Miguel: Even if you get injuries, or you barely get paid — they always pay us on time [and he laughs.] One friend who got injured, he’s been one month he’s not working and his rent is verrrrrrrrry expensive, and so he’s going back to his country now. Now he’s finished antibiotics, I’m going out with him to drink, because he feels deeeepresssed. It’s depressing.
He can’t even pack his own bags because his hands are broken, wrecked. Everything he had to ask. If it was just one hand, ok — but it was two hands — broken. I went to his house, because I know how he’s feeling, and brought him food, because he couldn’t even cook, and I helped him pack his bags.
People get depressed. A lot of students are depressed. People don’t want to go home, but can’t find a way to get the money. Australia, it’s not an easy country to make friends in. I don’t get depressed because I have lots of friends who work with me.
But Aussies, they’re polite — but they don’t make strong friends with us. Where are the Australians who are my friends? I think they have their own friends from when they were a child. Australians are not that snobby, but they don’t choose us as friends.
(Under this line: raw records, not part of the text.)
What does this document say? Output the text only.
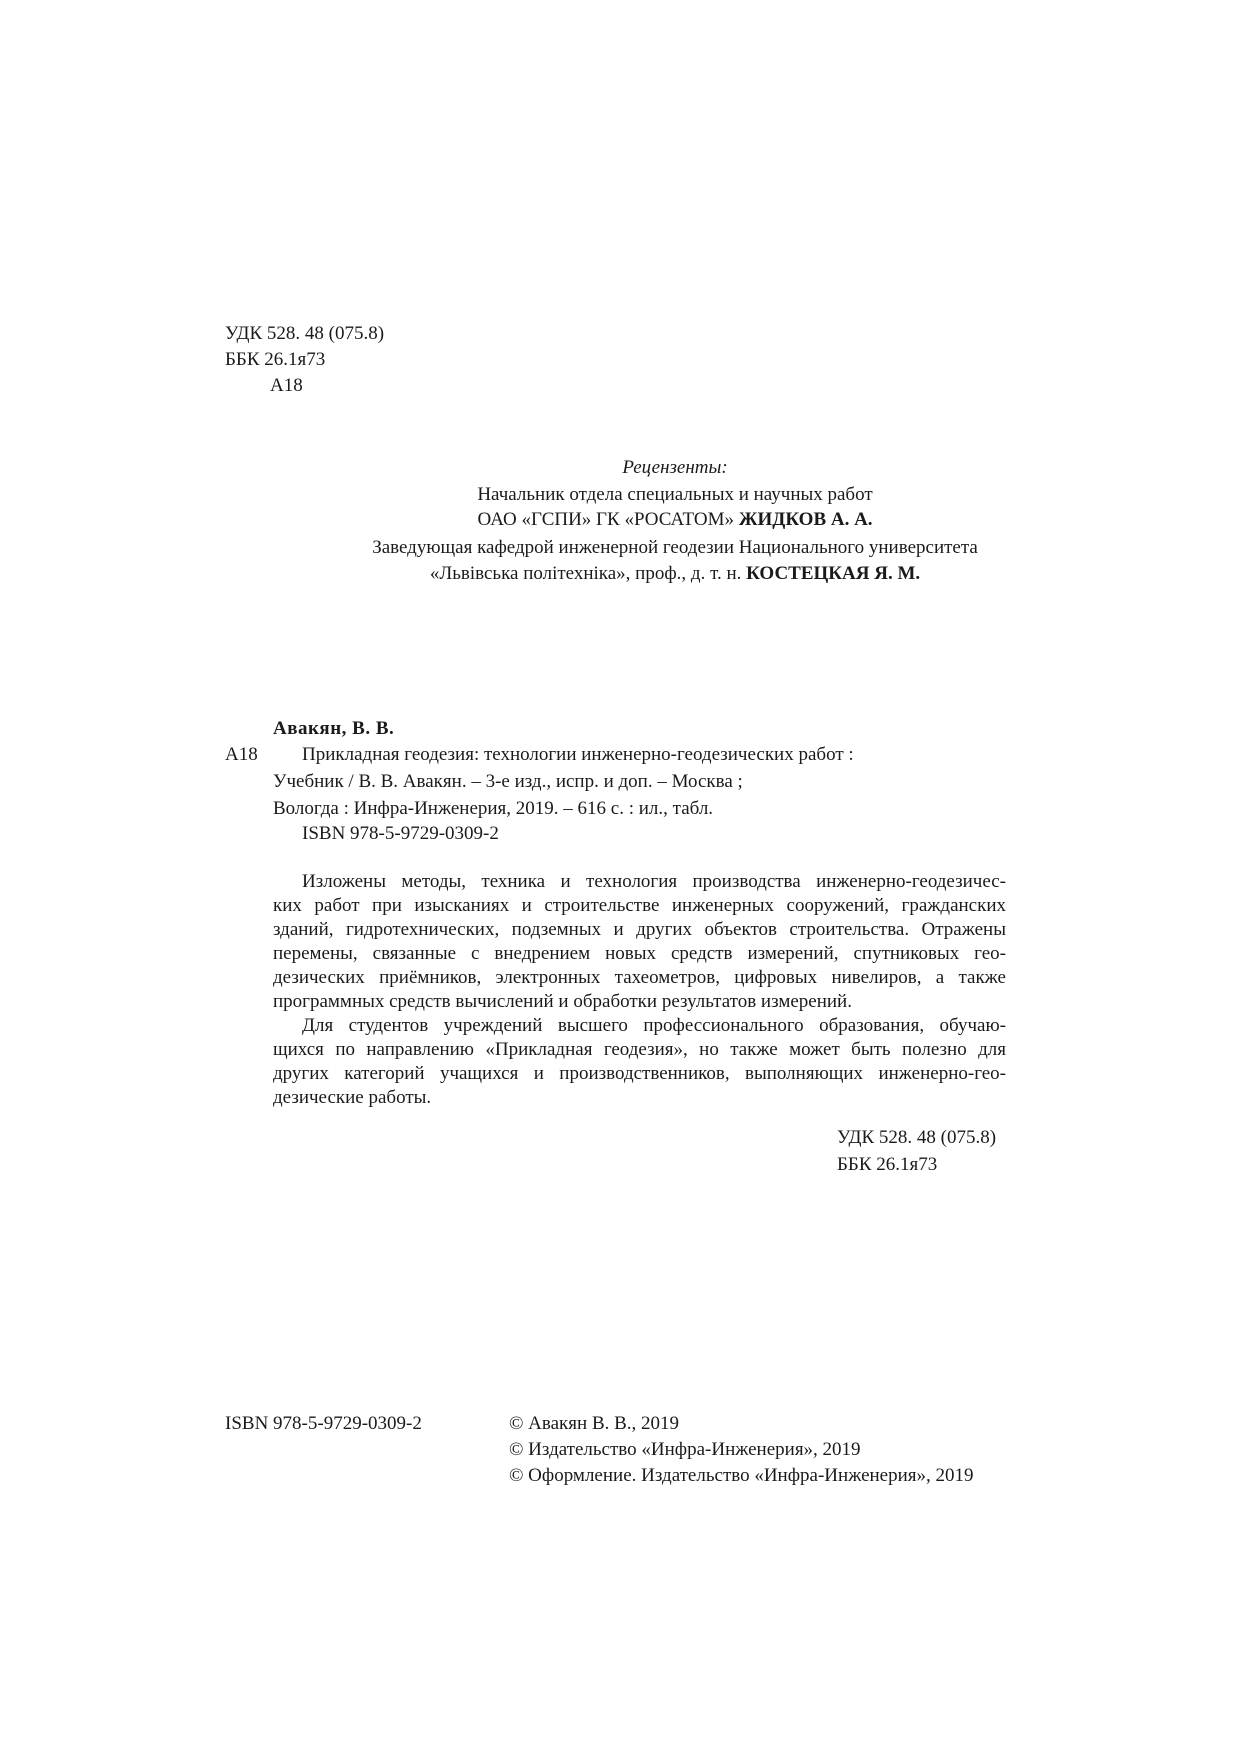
УДК 528. 48 (075.8)
ББК 26.1я73
А18
Рецензенты:
Начальник отдела специальных и научных работ
ОАО «ГСПИ» ГК «РОСАТОМ» ЖИДКОВ А. А.
Заведующая кафедрой инженерной геодезии Национального университета
«Львівська політехніка», проф., д. т. н. КОСТЕЦКАЯ Я. М.
Авакян, В. В.
А18 Прикладная геодезия: технологии инженерно-геодезических работ :
Учебник / В. В. Авакян. – 3-е изд., испр. и доп. – Москва ;
Вологда : Инфра-Инженерия, 2019. – 616 с. : ил., табл.
ISBN 978-5-9729-0309-2
Изложены методы, техника и технология производства инженерно-геодезичес-
ких работ при изысканиях и строительстве инженерных сооружений, гражданских
зданий, гидротехнических, подземных и других объектов строительства. Отражены
перемены, связанные с внедрением новых средств измерений, спутниковых гео-
дезических приёмников, электронных тахеометров, цифровых нивелиров, а также
программных средств вычислений и обработки результатов измерений.
Для студентов учреждений высшего профессионального образования, обучаю-
щихся по направлению «Прикладная геодезия», но также может быть полезно для
других категорий учащихся и производственников, выполняющих инженерно-гео-
дезические работы.
УДК 528. 48 (075.8)
ББК 26.1я73
ISBN 978-5-9729-0309-2	© Авакян В. В., 2019
© Издательство «Инфра-Инженерия», 2019
© Оформление. Издательство «Инфра-Инженерия», 2019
Aleksander (Estonia, studying English): I get $9 per delivery. They take off 50 cents for something. This is delivery. You don’t want to work? Then don’t work. You won’t get paid. I work hard, I get paid. I ride a bicycle, not a motorbike. I’m here studying English. One thing though… there’s no perks, in case you get hurt. It’s all on you.
Pradeep: Look, if I get one order from one company in three hours, what am I supposed to do? So I work for all the companies. All three.